Pero hay algo más. No era solo los trabajos caseros, ya que la explotación sexual ocurría frecuentemente, y las muchachas, que estaban en plena pubertad, también participaban interactuando con sus ritos intercambiando manifestaciones sexuales de diferente categoría, incluyendo la culminación del coito. ¿Cómo explicar estas anomalías? Especialmente a mis hijos o nietos que desde pequeños han aprendido a repudiar un sistema feudal como obsoleto, ilegal, y más que todo, ¿inhumano?
Hace cinco décadas era natural para cualquier familia de los dos bandos, opresor y oprimido, aceptar ese intercambio. ¿Todavía existe? O será que no lo veo porque ¿ya no estoy involucrado en ese sistema? No me sorprendería en lo mínimo.
Desde el año 2016 vivo una parte del año en Barranquilla y la otra en Los Ángeles, California. En ambos lugares tengo quien me ayude en la casa, pero esa ha sido mi costumbre siempre. A mis hijos y a quien quiera escuchar predico que yo soy muy caro, aunque no esté ganando dinero, para contratarme para hacer los trabajos de la casa. Así no esté haciendo nada. Pago lo justo a cada quien, tanto en Los Ángeles como en Barranquilla. Ambas tienen tiempo trabajando conmigo, la de Los Ángeles quince años, la última, desde el 2016, cuando me radiqué temporalmente en Barranquilla. Equitativo, con respeto y sin ventajismo. Eso quiere decir que ya no pertenezco a ese núcleo.
Pero pensando bien, es posible que continúe existiendo. Este pueblo, porque eso es lo que es, continúa dominado por un obscurantismo patético, criminal, arrogante, e irrespetuoso en muchos de los vínculos de cada estrato. Las compañías financieras desfalcan a diario con sus empleados, se forman organizaciones de carácter conspiratorio interno donde uno a uno asocia a una nueva persona una vez descubra lo que de verdad pasa detrás del escenario de cada empresa. Es aceptado ser un “vivo” porque eso es lo que caracteriza ser “inteligente.” Y explotar a la gente, es un acto disfrazado bajo un manto de asistencia.

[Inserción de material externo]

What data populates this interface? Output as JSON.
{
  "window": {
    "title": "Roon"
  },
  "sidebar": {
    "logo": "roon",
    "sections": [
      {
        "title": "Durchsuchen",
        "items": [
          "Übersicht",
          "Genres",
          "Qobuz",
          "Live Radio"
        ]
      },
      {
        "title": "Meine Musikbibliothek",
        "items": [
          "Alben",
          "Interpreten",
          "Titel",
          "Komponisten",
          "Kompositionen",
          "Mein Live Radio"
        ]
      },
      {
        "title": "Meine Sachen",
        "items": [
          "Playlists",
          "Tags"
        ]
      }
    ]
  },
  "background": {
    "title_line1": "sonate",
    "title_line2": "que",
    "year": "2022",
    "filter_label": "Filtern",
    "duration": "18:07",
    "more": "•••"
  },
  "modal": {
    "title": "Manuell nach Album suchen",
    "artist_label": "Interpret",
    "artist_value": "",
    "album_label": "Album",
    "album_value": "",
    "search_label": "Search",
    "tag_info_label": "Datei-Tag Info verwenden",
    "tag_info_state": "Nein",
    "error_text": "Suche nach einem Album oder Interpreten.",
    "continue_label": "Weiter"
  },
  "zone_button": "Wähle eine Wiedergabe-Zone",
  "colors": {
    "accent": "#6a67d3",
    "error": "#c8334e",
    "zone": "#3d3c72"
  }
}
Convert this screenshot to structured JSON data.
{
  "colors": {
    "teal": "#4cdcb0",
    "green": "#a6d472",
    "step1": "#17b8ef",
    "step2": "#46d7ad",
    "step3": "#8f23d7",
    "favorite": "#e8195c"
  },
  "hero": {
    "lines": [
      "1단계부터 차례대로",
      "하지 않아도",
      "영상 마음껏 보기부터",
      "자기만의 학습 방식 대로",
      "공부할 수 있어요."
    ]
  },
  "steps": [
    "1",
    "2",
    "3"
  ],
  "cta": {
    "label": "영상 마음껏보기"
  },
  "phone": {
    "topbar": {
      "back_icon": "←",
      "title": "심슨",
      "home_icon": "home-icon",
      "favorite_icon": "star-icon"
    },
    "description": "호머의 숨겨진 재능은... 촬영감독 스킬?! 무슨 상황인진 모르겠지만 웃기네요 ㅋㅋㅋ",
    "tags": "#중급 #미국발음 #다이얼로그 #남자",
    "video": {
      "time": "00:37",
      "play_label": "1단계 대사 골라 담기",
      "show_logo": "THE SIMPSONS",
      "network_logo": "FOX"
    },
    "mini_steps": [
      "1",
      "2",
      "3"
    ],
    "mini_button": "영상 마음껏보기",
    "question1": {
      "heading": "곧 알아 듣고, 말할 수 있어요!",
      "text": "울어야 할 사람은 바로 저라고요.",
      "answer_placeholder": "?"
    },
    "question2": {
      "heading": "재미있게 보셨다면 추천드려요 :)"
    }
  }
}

Los años pasaron, me radiqué en California, y de las muchachas lo último que oí como en el principio de los noventa es que dos se casaron, una crio a sus hijos, la otra regaló a los suyos, y las dos últimas nunca se casaron ni tuvieron hijos. Lo cierto es que, si me tropiezo con alguna de ellas, no las reconocería. Ahora lo único que vive es un recuerdo mixto con sentido de culpabilidad por no poder hacer nada con esas memorias que ahora son, solo un repudio a la naturaleza social de una época sumida en cultura colonial ocurrida en pleno siglo veinte en Colombia. ¿Ocurre todavía?